Strauss: I read the same books you did. But that wasn’t my takeaway. I read them because I was learning some counter-intuitive behaviors, and in order to internalize these behaviors, I needed to understand why they worked. So rather than rob me of my imagined individuality, the ideas gave me freedom. They helped me see the so-called matrix.
And though the courtship process can be mechanized, as you put it, love remains a mystery – though Erich Fromm’s Art of Love does a good job trying to break that down. But that’s another discussion for another blog post.
Great stuff, would love to see more posts on PUA related topics. How about picking a pick-up topic every week (like a a chapter from the book) for discussion?
By the way Joel, I absolutely love that each post has a feed so I can track the comments. This is one of the best features ever and makes me want to add more comments because I can easily follow the responses.
I didn’t realise that photo was a before and after; upon first glance I saw two men about to engage in a passionate kiss. Hahaha.
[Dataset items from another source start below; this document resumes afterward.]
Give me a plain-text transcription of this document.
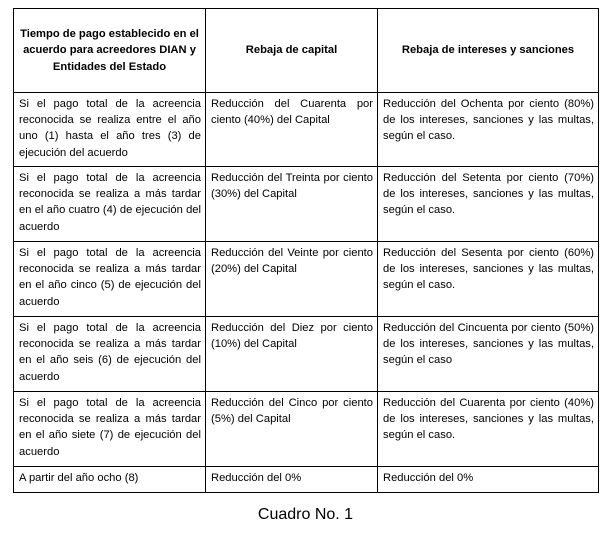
Tiempo de pago establecido en el acuerdo para acreedores DIAN y Entidades del Estado	Rebaja de capital	Rebaja de intereses y sanciones
Si el pago total de la acreencia reconocida se realiza entre el año uno (1) hasta el año tres (3) de ejecución del acuerdo	Reducción del Cuarenta por ciento (40%) del Capital	Reducción del Ochenta por ciento (80%) de los intereses, sanciones y las multas, según el caso.
Si el pago total de la acreencia reconocida se realiza a más tardar en el año cuatro (4) de ejecución del acuerdo	Reducción del Treinta por ciento (30%) del Capital	Reducción del Setenta por ciento (70%) de los intereses, sanciones y las multas, según el caso.
Si el pago total de la acreencia reconocida se realiza a más tardar en el año cinco (5) de ejecución del acuerdo	Reducción del Veinte por ciento (20%) del Capital	Reducción del Sesenta por ciento (60%) de los intereses, sanciones y las multas, según el caso.
Si el pago total de la acreencia reconocida se realiza a más tardar en el año seis (6) de ejecución del acuerdo	Reducción del Diez por ciento (10%) del Capital	Reducción del Cincuenta por ciento (50%) de los intereses, sanciones y las multas, según el caso
Si el pago total de la acreencia reconocida se realiza a más tardar en el año siete (7) de ejecución del acuerdo	Reducción del Cinco por ciento (5%) del Capital	Reducción del Cuarenta por ciento (40%) de los intereses, sanciones y las multas, según el caso.
A partir del año ocho (8)	Reducción del 0%	Reducción del 0%
Cuadro No. 1
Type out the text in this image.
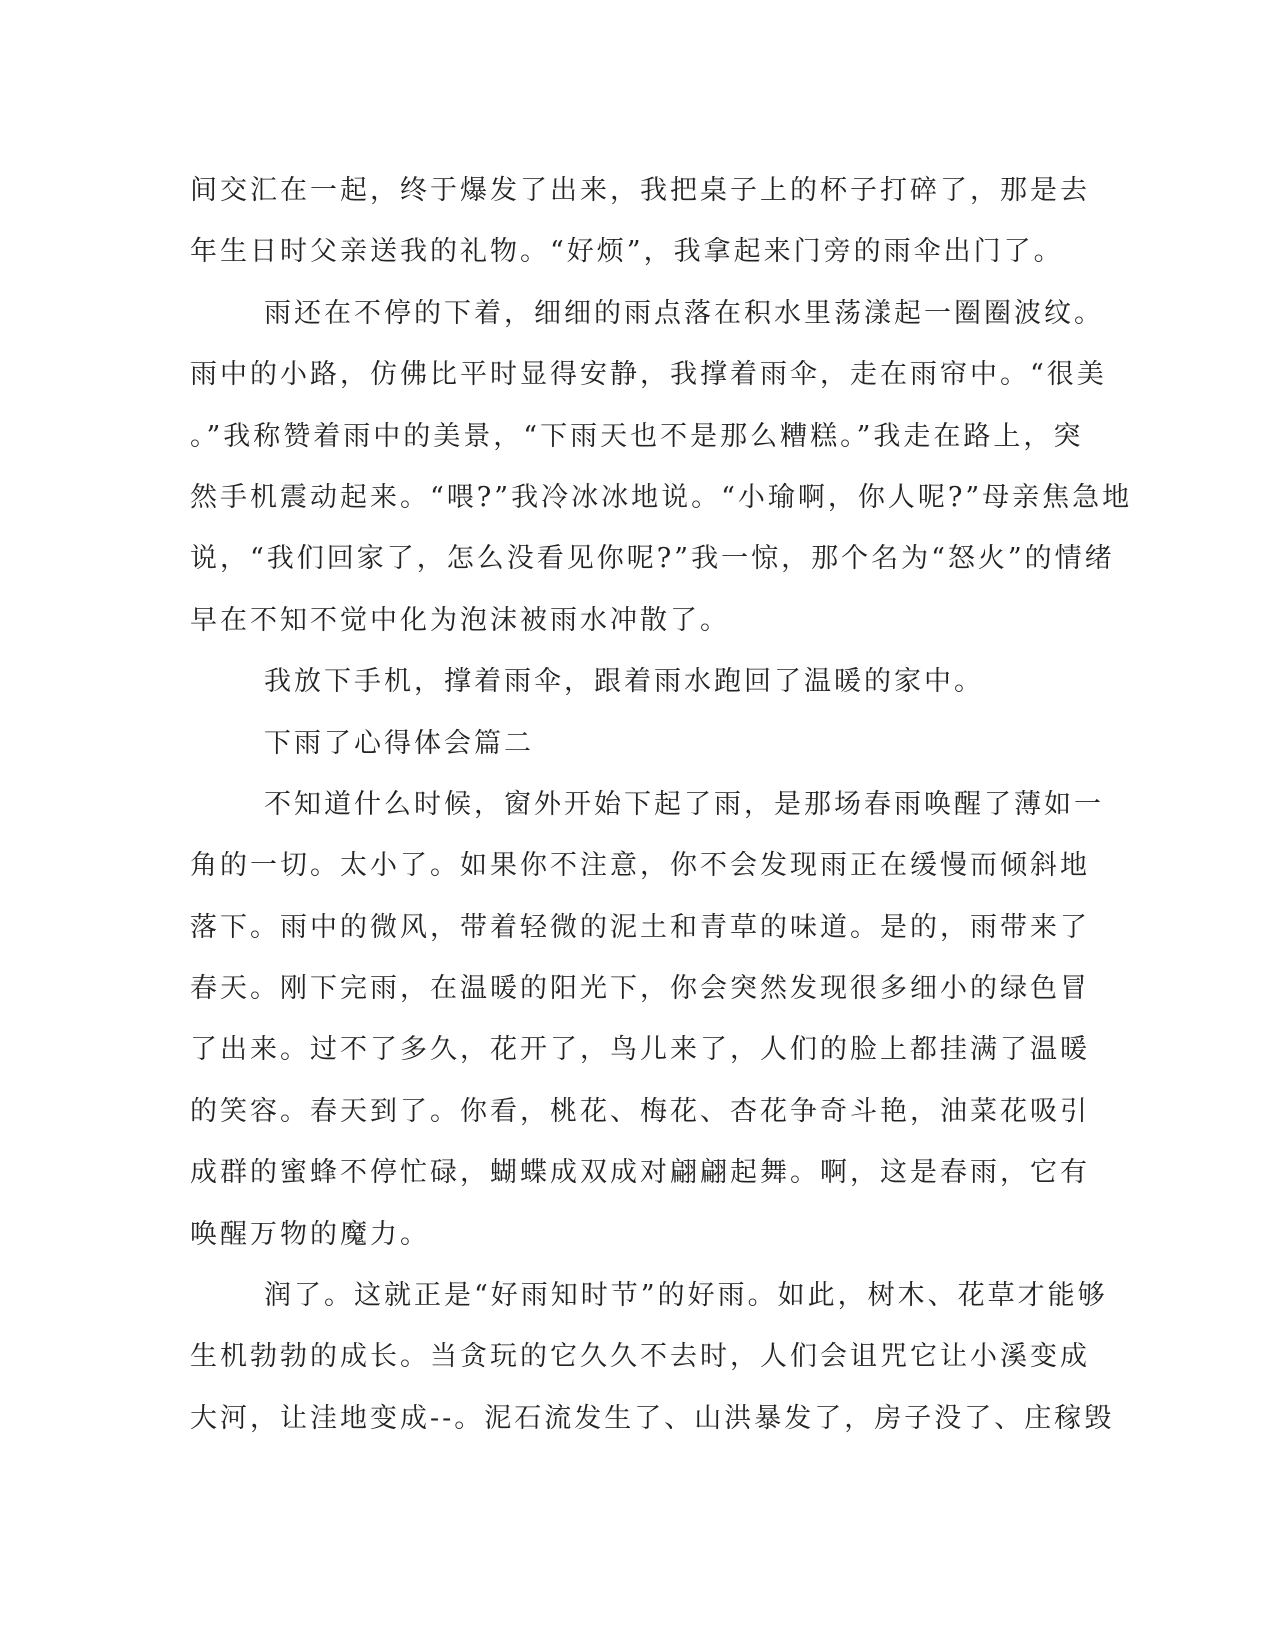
间交汇在一起，终于爆发了出来，我把桌子上的杯子打碎了，那是去
年生日时父亲送我的礼物。“好烦”，我拿起来门旁的雨伞出门了。
雨还在不停的下着，细细的雨点落在积水里荡漾起一圈圈波纹。
雨中的小路，仿佛比平时显得安静，我撑着雨伞，走在雨帘中。“很美
。”我称赞着雨中的美景，“下雨天也不是那么糟糕。”我走在路上，突
然手机震动起来。“喂?”我冷冰冰地说。“小瑜啊，你人呢?”母亲焦急地
说，“我们回家了，怎么没看见你呢?”我一惊，那个名为“怒火”的情绪
早在不知不觉中化为泡沫被雨水冲散了。
我放下手机，撑着雨伞，跟着雨水跑回了温暖的家中。
下雨了心得体会篇二
不知道什么时候，窗外开始下起了雨，是那场春雨唤醒了薄如一
角的一切。太小了。如果你不注意，你不会发现雨正在缓慢而倾斜地
落下。雨中的微风，带着轻微的泥土和青草的味道。是的，雨带来了
春天。刚下完雨，在温暖的阳光下，你会突然发现很多细小的绿色冒
了出来。过不了多久，花开了，鸟儿来了，人们的脸上都挂满了温暖
的笑容。春天到了。你看，桃花、梅花、杏花争奇斗艳，油菜花吸引
成群的蜜蜂不停忙碌，蝴蝶成双成对翩翩起舞。啊，这是春雨，它有
唤醒万物的魔力。
润了。这就正是“好雨知时节”的好雨。如此，树木、花草才能够
生机勃勃的成长。当贪玩的它久久不去时，人们会诅咒它让小溪变成
大河，让洼地变成--。泥石流发生了、山洪暴发了，房子没了、庄稼毁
No way those two guys are the same, unless he got a nose-job as part of a “transformation”
BTW – I’m just catching up on my feeds and this article, when displayed in Google Reader has a ton of span links in it (most with the anchor text “buy/cheap” and the name of an ED drug. I’d check to make sure someone didn’t jack your site.
Shit, that should be, “spam” not
Not to beat a dead horse, and the ‘after’ is certainly the preferable, but does anyone else thing the ‘after’ pic looks like the love child of David Blaine and Mr. Clean?